- Poster
- Directed by: Sujeeth
- Written by: M. Balu (dilaogues)
- Produced by: P. Suneetha Anandakumar
- Starring: Sathyaraj; Aravind Akash; Charulatha;
- Cinematography: S. Kishan Sagar
- Edited by: K. Velayutham
- Music by: D. Imman
- Production company: Sri Saivani Movies
- Release date: 12 April 2003;
- Running time: 155 minutes
- Country: India
- Language: Tamil

= Sena (film) =

Sena (/seɪnɑː/) is a 2003 Indian Tamil-language crime film directed by Sujeeth. The film stars Sathyaraj, Aravind Akash and Charulatha while Anandaraj and Chandrasekhar play supporting roles.

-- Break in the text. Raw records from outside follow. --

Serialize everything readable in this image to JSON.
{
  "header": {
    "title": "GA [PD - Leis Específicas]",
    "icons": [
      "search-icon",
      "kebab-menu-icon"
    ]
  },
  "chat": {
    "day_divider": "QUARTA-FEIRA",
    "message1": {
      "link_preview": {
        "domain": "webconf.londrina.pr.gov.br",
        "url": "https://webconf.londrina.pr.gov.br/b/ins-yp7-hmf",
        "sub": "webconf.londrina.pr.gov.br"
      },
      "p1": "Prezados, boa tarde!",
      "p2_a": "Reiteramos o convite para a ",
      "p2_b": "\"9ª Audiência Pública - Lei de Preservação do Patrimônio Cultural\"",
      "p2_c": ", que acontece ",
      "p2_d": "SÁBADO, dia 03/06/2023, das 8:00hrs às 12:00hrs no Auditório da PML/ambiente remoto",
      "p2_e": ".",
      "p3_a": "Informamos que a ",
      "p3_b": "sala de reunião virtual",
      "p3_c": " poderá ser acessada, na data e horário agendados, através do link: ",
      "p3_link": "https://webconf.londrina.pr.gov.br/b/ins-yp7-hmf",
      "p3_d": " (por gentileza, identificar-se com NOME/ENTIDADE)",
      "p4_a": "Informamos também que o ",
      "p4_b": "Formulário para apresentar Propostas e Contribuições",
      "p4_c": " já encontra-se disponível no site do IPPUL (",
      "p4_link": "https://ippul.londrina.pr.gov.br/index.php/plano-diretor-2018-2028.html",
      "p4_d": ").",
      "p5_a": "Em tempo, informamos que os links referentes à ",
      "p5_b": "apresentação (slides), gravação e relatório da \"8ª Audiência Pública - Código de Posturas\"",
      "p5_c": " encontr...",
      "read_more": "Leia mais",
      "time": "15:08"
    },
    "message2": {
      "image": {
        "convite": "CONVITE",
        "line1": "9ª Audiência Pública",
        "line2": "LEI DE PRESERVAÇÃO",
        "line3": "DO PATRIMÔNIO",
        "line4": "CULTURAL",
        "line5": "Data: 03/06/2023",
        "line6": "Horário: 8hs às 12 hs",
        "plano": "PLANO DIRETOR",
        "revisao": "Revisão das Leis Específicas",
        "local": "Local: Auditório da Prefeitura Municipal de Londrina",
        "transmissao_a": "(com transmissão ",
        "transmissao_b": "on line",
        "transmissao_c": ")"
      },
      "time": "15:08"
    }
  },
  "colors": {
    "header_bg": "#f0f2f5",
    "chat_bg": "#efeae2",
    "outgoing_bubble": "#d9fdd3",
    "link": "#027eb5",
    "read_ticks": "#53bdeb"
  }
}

The film, produced by P. Suneetha Anandakumar, was released on 12 April 2003.

== Plot ==

Senathipathi "Sena" took to rowdyism as a young boy in order to feed his brother Vikram. Vikram hates rowdyism and wants Sena to stop his activities. There is a gang war between Mastan Bhai and Naaga's gangs. Sena works for Mastan, and Mastan considers Sena as his best henchman. Naaga, who was Mastan's former right-hand, wants to kill him. Vikram is in love with Janu, who is the sister of police officer Sathya. Sena is close to Sathya. Later, Sathya is killed by Mastan's henchmen, and Vikram wants to punish the culprits. What transpires next forms the rest of the story.

== Cast ==
- Sathyaraj as Senathipathi a.k.a. Sena
  - Vinod Kishan as young Sena
- Aravind Akash as Vikram
- Charulatha (credited as Raksha) as Janu
- Anandaraj as Mastan Bhai
- Chandrasekhar as Naaga
- Charle as Pandian
- Vijayan as Lawyer Jayan
- Anu Mohan as Govindaraj
- Vasu Vikram as Police Officer
- Rasheed Ummer as Inspector Pasupathy
- Pondy Ravi as Inspector Pondy
- Crane Manohar
- Alphonsa
- Ruban George as Kaasi
- Junior Silk

== Production ==
The film marked the directorial debut of Sujith who earlier worked with various directors in Telugu and Kannada films while it was produced by Srinivasa Raju, a producer from Kannada film industry. The first schedule was held at a bungalow at Chennai while a scene was shot at Vauhini Studios.

== Soundtrack ==
The soundtrack was composed by D. Imman.

Track listing
| No. | Title | Lyrics | Singer(s) | Length |
|---|---|---|---|---|
| 1. | "Ennodu Vantha" | Bharathiputhran | Srinivas | 01:55 |
| 2. | "Indru Intha" | Annamalai | Meena | 04:25 |
| 3. | "Naattukozhi Kulambu" | Na. Muthukumar | Mathangi, D. Imman | 04:21 |
| 4. | "Sei Seiya Asiya" | Kadhal Mathi | Anuradha Sriram | 04:12 |
| 5. | "Suthi Suthi Varuven" | Pasumpon | Tippu, Srilekha Parthasarathy | 04:33 |
| 6. | "Theerathathu Kathal" | Vaigai Selvan | Unni Menon, Nithyasree Mahadevan | 04:49 |
| 7. | "Uyir Pirinthalum" | Kadhal Mathi | Roshan, Chinmayi, Prathap Chandran | 04:16 |
| Total length: |  |  |  | 28:31 |

== Critical reception ==
Malini Mannath of Chennai Online wrote "Blood and gore abound in the script. And it's ironical that the director in order to convey his message that violence doesn't pay, has used extreme forms of violence on the screen!".